Friday was also World Children’s Day, a time to reflect on the many promises made to our children which still remain elusive. Despite often herculean efforts by child advocates, children are leaving behind educational opportunity and re-entering a dangerous workforce across parts of Africa and Latin American due to the spread of the pandemic. Some children in Syria and Libya spend more time dodging bombs and landmines than balls on the playground. Children in places like Yemen are being deliberately starved to such a degree that their full functionality as adults will be severely impaired even if they mange to survive the current onslaught. Children are being displaced, then trafficked, then abused in the major cities of the so-called “civilized world.”

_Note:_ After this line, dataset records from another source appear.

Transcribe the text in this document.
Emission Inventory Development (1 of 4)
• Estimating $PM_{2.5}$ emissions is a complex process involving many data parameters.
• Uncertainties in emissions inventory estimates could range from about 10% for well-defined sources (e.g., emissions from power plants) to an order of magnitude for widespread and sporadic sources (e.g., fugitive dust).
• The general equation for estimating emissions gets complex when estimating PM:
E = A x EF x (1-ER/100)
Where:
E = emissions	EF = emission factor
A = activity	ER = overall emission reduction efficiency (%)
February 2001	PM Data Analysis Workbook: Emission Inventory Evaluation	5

And then there is that image of the Cameroon boy that I simply cannot put out of my waking mind. His unimaginable misery does not in any way make me ‘’feel better” about my own life; if anything it encourages a toxic temptation to avert my gaze, to “talk about the weather” or other matters both banal and distracting. But I and others can surely recognize that as anxious as many of us are, as frayed around the edges as we now admit to being, the need to stay the course on policy attentiveness and practical concern remains acute. Thus my own Thanksgiving prayer this year is to appreciate others in larger measure, to offer more of what is left in me to give, and to hold on tight to my portion of our collective focus.